-Hoy no estoy de humor, Remy.
Ella sonríe brevemente. Se encoge de hombros y me besa en la frente mientras se sienta a mi lado, empujándome hacia la pared con un golpe de cadera.
-Nunca lo estás, cariño.
Me acaricia suavemente el brazo. Sé con qué intención lo hace, me resisto a sonreír. No quiero pensar, me duelen los ojos. Los suyos están abiertos y fijos, umbríos, decididos.
-¿Le echas de menos?
Oh los ojos verdes de A. Su sonrisa deslumbrante, la ternura que a veces no podía esconder. El profundo dolor, el duelo que no sabía gestionar y usaba como arma arrojadiza. El sexo desesperado por volver a encontrarnos, cuando ya nos habíamos perdido.
-No.
-¿Y a ella?
Aprieto los puños. Respiro hondo. Nymph, que hizo de mi corazón un papel y lo rompió curioseándolo. Kokoro, que me disparó a bocajarro en la cabeza con toda la rabia que sentía. La jodida fuerza gravitatoria que sólo dejó de unirnos aquel febrero. La sensación de verla sonreír y saber que todo estaba bien, que estaríamos bien juntas porque estábamos destinadas a estarlo, éramos perfectas y nada podría separarnos.
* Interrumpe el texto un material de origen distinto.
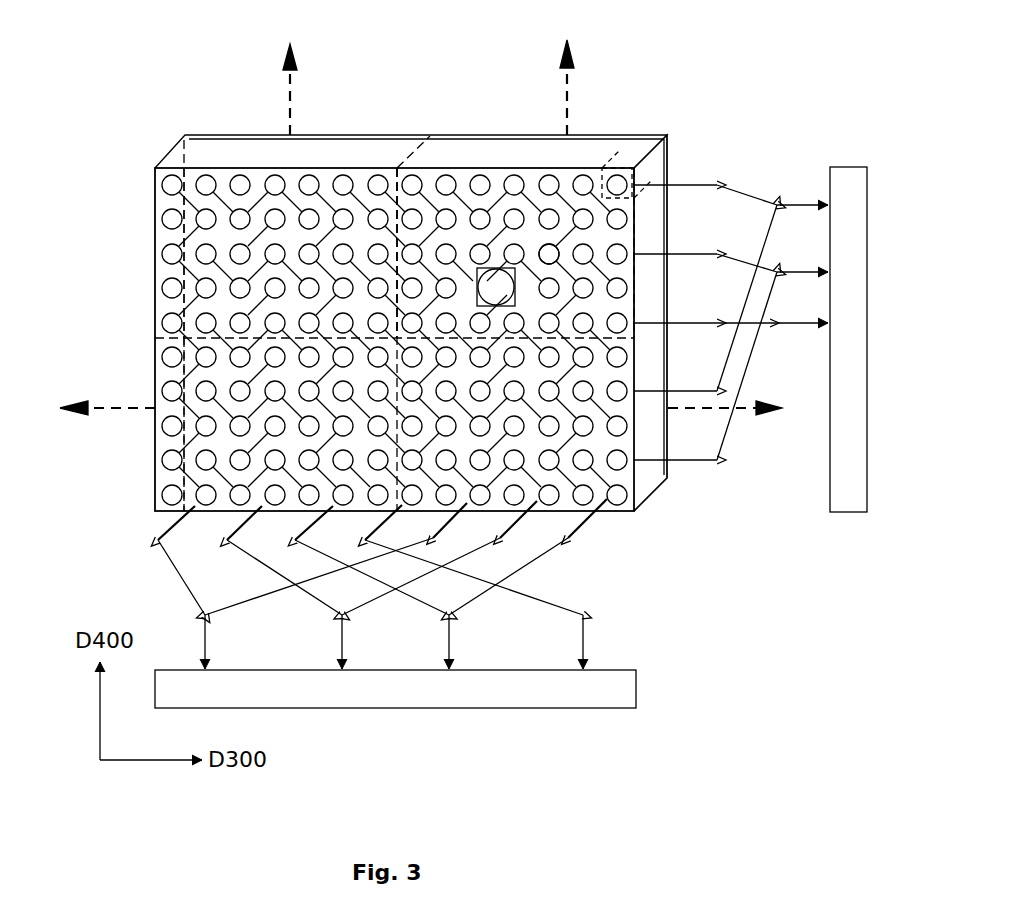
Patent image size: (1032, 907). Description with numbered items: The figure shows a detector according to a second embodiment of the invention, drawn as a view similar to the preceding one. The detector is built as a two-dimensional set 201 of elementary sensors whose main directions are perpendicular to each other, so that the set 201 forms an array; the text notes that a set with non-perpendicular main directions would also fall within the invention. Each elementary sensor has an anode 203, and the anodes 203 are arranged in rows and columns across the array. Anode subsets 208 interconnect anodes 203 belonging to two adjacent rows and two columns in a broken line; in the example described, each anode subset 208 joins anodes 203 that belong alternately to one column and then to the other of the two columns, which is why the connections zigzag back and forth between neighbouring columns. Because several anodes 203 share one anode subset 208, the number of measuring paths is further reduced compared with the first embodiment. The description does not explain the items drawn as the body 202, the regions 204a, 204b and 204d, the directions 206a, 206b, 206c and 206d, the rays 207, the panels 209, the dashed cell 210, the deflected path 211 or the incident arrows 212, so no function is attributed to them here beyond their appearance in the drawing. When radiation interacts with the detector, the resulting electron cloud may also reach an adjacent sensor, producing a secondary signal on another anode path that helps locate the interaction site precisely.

The two-dimensional set 201 is at (148, 136).
The light guide plate body 202 is at (657, 470).
The anode 203 is at (554, 242).
The first region 204a is at (352, 150).
The second region 204b is at (465, 158).
The fourth region 204d is at (153, 437).
The emission direction a 206a is at (288, 88).
The emission direction b 206b is at (563, 80).
The emission direction c 206c is at (740, 410).
The emission direction d 206d is at (102, 407).
The emitted light rays 207 is at (690, 462).
The anode subset 208 is at (522, 518).
The light receiving panel 209 is at (847, 180).
The unit cell 210 is at (637, 152).
The deflected light path 211 is at (792, 272).
The incident light to panel 212 is at (203, 630).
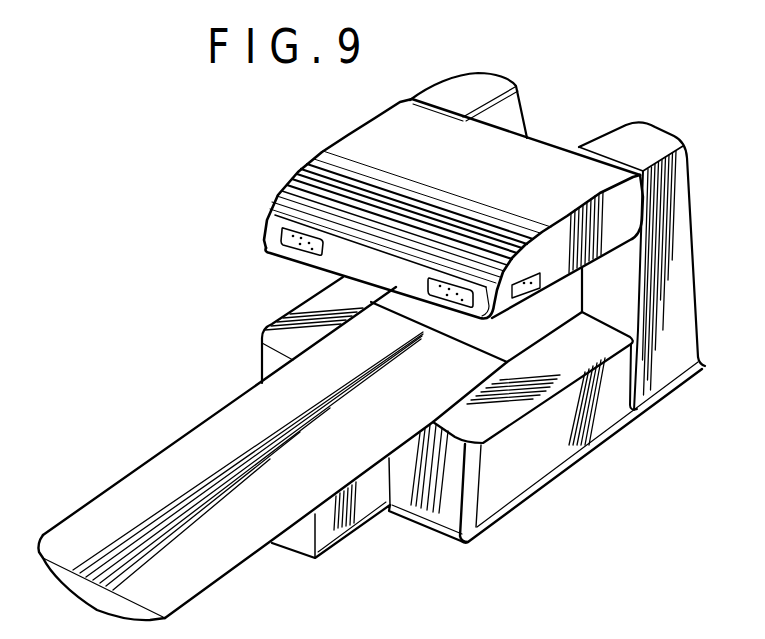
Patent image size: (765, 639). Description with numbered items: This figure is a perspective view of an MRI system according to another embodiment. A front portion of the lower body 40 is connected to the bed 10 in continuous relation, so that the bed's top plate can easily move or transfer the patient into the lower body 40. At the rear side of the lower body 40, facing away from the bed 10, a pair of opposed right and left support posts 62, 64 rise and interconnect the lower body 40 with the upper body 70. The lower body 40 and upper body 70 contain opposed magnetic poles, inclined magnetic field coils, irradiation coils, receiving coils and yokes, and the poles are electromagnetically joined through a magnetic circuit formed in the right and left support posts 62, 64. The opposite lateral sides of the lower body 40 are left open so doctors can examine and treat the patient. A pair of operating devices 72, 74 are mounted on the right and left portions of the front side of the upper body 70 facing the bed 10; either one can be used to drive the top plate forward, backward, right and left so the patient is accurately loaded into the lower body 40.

The bed 10 is at (148, 467).
The lower body 40 is at (268, 327).
The right support post 62 is at (688, 346).
The left support post 64 is at (498, 84).
The upper body 70 is at (333, 150).
The operating device 72 is at (478, 314).
The operating device 74 is at (290, 249).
-A lo que fuimos, a veces.
No sé si quiero llorar o es sólo que me duelen los ojos. Remy me obliga a mirarla sin violencia. Tiene los ojos brillantes y decididos.
-No me refería a la ninfa -y lo dice muy suave, como quien habla en un postoperatorio. Intuye mi intención y no me deja alejarme. Algo parecido a una sonrisa de ánimo aletea en sus labios, trago saliva con dificultad. Tal vez debería beber agua.
-No me hagas hablar de esto.
Remy asienta su sonrisa de ánimo. Sé lo que está pensando. No quiero hablar de esto. No quiero que sea más real, ni tener que reconocer que me asusta lo que ya siento.
-Es desigual ¿vale? De momento no quiero pensarlo.
-Eso te funcionó muy bien la última vez.
-Remy, por favor.
Me da un beso muy suave en los labios. Abraza mis temblores; esta vez se ha recuperado mucho más rápido que yo, le ha tocado ser roca. Dice muy bajito a mi oído que si se me ocurre hablar de niveles me matará. Que podemos bailar sin pensar, y disfrutar sin culpa. Que me merezco disfrutar de algo que me hace sonreír tanto. Niego seis veces con la cabeza y ella asiente siete. El estómago amenaza con desbordar. No quiero pensar, nadie habla en serio y yo no sé bromear cuando deseo algo.
No es hasta que Remy sujeta mis manos contra la espalda que reparo en que esto es un ataque de pánico.